Like other parents, I couldn’t believe my eyes when I saw the first news alert that a school shooting happened – in Newtown, Connecticut – at an elementary school.
Stunning. Devastating. Unimaginable. Heartbreaking. You name it – every emotion comes to mind and has been experienced by so many.
In this time of technology it was informative and overwhelming all at the same time to watch the story unfold. Similar to other tragedies, there’s such a strong feeling of being torn between having no more tears left to read any further and an even stronger feeling that somehow by reading everything and following the story, it would be an expression of support in acknowledging its significance.
With young daughters we’ve raised to be sensitive about others [even those we don’t know] and who’ve seen me cry at movies, books, and otherwise, they’d heard the word empathy before and don’t hesitate to ask why they see tears. We made every effort to follow the common advice of how to approach the subject without creating fear about violence at school.
What created a big learning curve for us was the amount and way in which they heard details from friends and of course the technology where even kids saw images on Facebook and the web. Even at young ages, kids experience the same disbelief.
Why write this and mention again the sadness and strong emotions this tragedy has evoked? When you have that “writer” bone in you like I do, you want to use writing as a form as expression. I often “dream” about the things I’d say when writing letters, articles, and otherwise. That first weekend of Dec. 14th, I dreamt of writing to the families to express our sympathy, writing to the emergency workers who comforted the other children at school who survived, and so on; but I also dreamt of being on the news team of reporters and walking that fine line of telling the story while exercising compassion.
Having studied journalism, I have both appreciated the wide coverage of the story and cringed upon reading some others. When I was Editor of our college weekly, I was tasked with reporting on a campus stabbing at the time and still recall the letter from the victim who told me I handled the coverage eloquently; as you can tell at age 40, that stuck with me.
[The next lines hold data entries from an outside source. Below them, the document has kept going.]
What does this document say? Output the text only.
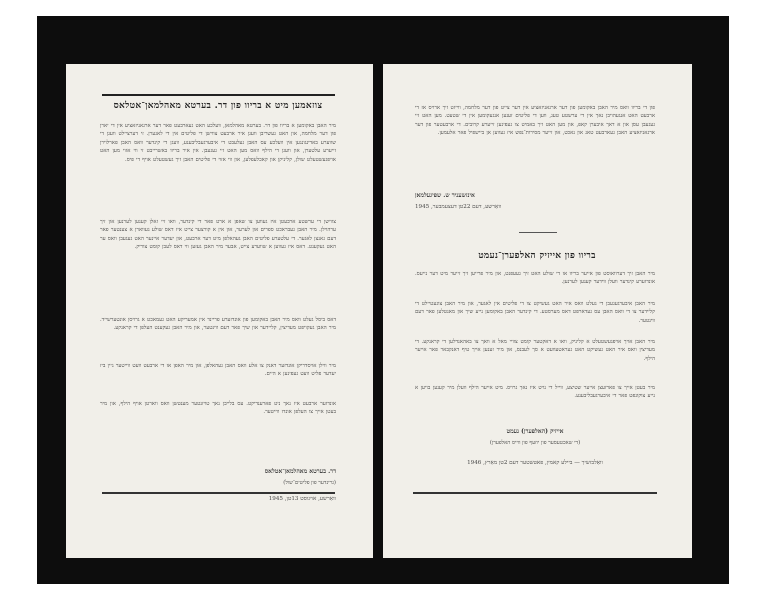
צוזאמען מיט א בריוו פון דר. בערטא מאהלמאן־אטלאס
מיר האבן באקומען א בריוו פון דר. בערטא מאהלמאן, וועלכע האט געארבעט פאר דער ארגאניזאציע אין די יארן פון דער מלחמה, און האט געשריבן וועגן איר ארבעט צווישן די פליטים אין די לאגערן. זי דערציילט וועגן די שווערע באדינגונגען אין וועלכע עס האבן געלעבט די איבערגעבליבענע, וועגן די קינדער וואס האבן פארלוירן זייערע עלטערן, און וועגן די הילף וואס מען האט זיי געגעבן. אין איר בריוו באשרייבט זי ווי אזוי מען האט אויפגעשטעלט שולן, קליניקן און קאכלעפלען, און ווי אזוי די פליטים האבן זיך געשטעלט אויף די פיס.
צווישן די ערשטע ארבעטן איז געווען צו שאפן א ארט פאר די קינדער, וואו זיי זאלן קענען לערנען און זיך ערהוילן. מיר האבן געבראכט ספרים און לערער, און אין א קורצער צייט איז דאס שולע געווארן א צענטער פאר דעם גאנצן לאגער. די עלטערע פליטים האבן געהאלפן מיט דער ארבעט, און יעדער איינער האט געגעבן וואס ער האט געקענט. דאס איז געווען א שווערע צייט, אבער מיר האבן געזען ווי דאס לעבן קומט צוריק.
דאס ביסל געלט וואס מיר האבן באקומען פון אונדזערע פריינד אין אמעריקע האט געמאכט א גרויסן אונטערשייד. מיר האבן געקויפט מעדיצין, קליידער און שיך פאר דעם ווינטער, און מיר האבן געקענט העלפן די קראנקע.
מיר ווילן אויסדריקן אונדזער דאנק צו אלע וואס האבן געהאלפן, און מיר האפן אז די ארבעט וועט ווייטער גיין ביז יעדער פליט וועט געפינען א היים.
אונדזער ארבעט איז נאך ניט פארענדיקט. עס בלייבן נאך טויזנטער מענטשן וואס ווארטן אויף הילף, און מיר בעטן אייך צו העלפן אונדז ווייטער.
דר. בערטא מאהלמאן־אטלאס
(גרינדער פון פליטים־שול)
וואַרשע, אויגוסט 13טן, 1945
פון די בריוו וואס מיר האבן באקומען פון דער ארגאניזאציע אין דער צייט פון דער מלחמה, ווייזט זיך ארויס אז די ארבעט האט אנגעהויבן נאך אין די ערשטע טעג, ווען די פליטים זענען אנגעקומען אין די שטעט. מען האט זיי געגעבן עסן און א דאך איבערן קאפ, און מען האט זיך באמיט צו געפינען זייערע קרובים. די ארבעטער פון דער ארגאניזאציע האבן געארבעט טאג און נאכט, און זייער מסירות־נפש איז געווען אן ביישפיל פאר אלעמען.
אינזשעניר ש. שפיגעלמאן
וואַרשע, דעם 22טן דעצעמבער, 1945
בריוו פון אייזיק האלפערן־נעמט
מיר האבן זיך דערוואוסט פון אייער בריוו אז די שולע האט זיך געעפנט, און מיר פרייען זיך זייער מיט דער נייעס. אונדזערע קינדער וועלן ווידער קענען לערנען.
מיר האבן איבערגעגעבן די געלט וואס איר האט געשיקט צו די פליטים אין לאגער, און מיר האבן צוגעטיילט די קליידער צו די וואס האבן עס געדארפט דאס מערסטע. די קינדער האבן באקומען נייע שיך און מאנטלען פאר דעם ווינטער.
מיר האבן אויך אויפגעשטעלט א קליניק, וואו א דאקטער קומט צוויי מאל א וואך צו באהאנדלען די קראנקע. די מעדיצין וואס איר האט געשיקט האט געראטעוועט א סך לעבנס, און מיר זענען אייך טיף דאנקבאר פאר אייער הילף.
מיר בעטן אייך צו פארזעצן אייער שטיצע, ווייל די נויט איז נאך גרויס. מיט אייער הילף וועלן מיר קענען בויען א נייע צוקונפט פאר די איבערגעבליבענע.
אייזיק (האלפערן) נעמט
(די שאכטעסער פון יוזעף פון ווייס האלפערן)
וואַלבזשיך — ביילע קאמין, פאטשטער דעם 2טן מאַרץ, 1946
So you see, I’m already at this point and haven’t gotten to the point of writing! As someone who often struggles with identifying the positives in the midst of an overwhelming situation, I found myself grasping at this from afar. With a heavy heart and after taking in so much sad information, it’s only natural to want to feel something lighter.
Here are my observations:
- People that seldom prayed before are praying; friends and relatives that rarely show PDA are now hugging
- While Facebook meant the sharing of many news articles and photos, it’s also meant sharing lots of hero stories, encouraging poems, and spiritual posts
- Angels have become the symbol of these children and their teachers – those who hadn’t talked about angels or heaven before are now embracing the belief
- Daughters, sons, best friends, teachers – those who lost their lives are named over and over, close up images all over – an incredible testament; this doesn’t happen with every tragic story where generally names are initially released and then only occasionally mentioned again; with Newtown, many, many tributes contain each victim’s name - from statues, crosses and trees to teddy bears, stocking and other memorials
- Teachers and school staff who spend 6+ hours with children each day have regained their admiration of the many families across the country – there’s no way you couldn’t be touched by what you’ve heard about these teachers who truly took care of these children as if their own, their actions putting the kids first (just typing this now makes me teary all over again). It’s every parent’s hope that your child spends the day with someone as incredible as they are; stories like what happened in that first grade classroom reinforce a belief that a teacher takes on a very critical role for our children
- Stories and images of the many, many adults who suddenly were named heroes even though they likely were unsung heroes before December 14th – school staff, community volunteers,neighbors, police and rescue workers from around the state and beyond – each headline more touching than the last (Did you see the headline about the NFL Giants game?)
- The contagious spirit called Random Acts of Kindness – from the stories of distant philanthropists sending monetary donations, coffee deliveries, bakers travelling to deliver pies, massive pizza and burger deliveries – to the random acts all over in Newtown’s honor – drive through stories of customers paying for others and so on. What an incredible way to take such collective sadness, channel that energy and inspire goodness toward others?
So what's left to be said? Again - referring to the newsfeed on Facebook - it's heartwarming to see the stories from the families and how they feel so supported by this country and others from afar.
The magnitude of the sense of community compassion is simply incredible. You are not alone is a sentiment we keep seeing from our community to another, all faiths, all kinds of families, all kinds of expressions of love and kindness. Let's all do our part, however small or large, to sustain that compassion and support and just as important, let's perpetuate the spirit and goodwill of Random Acts of Kindess.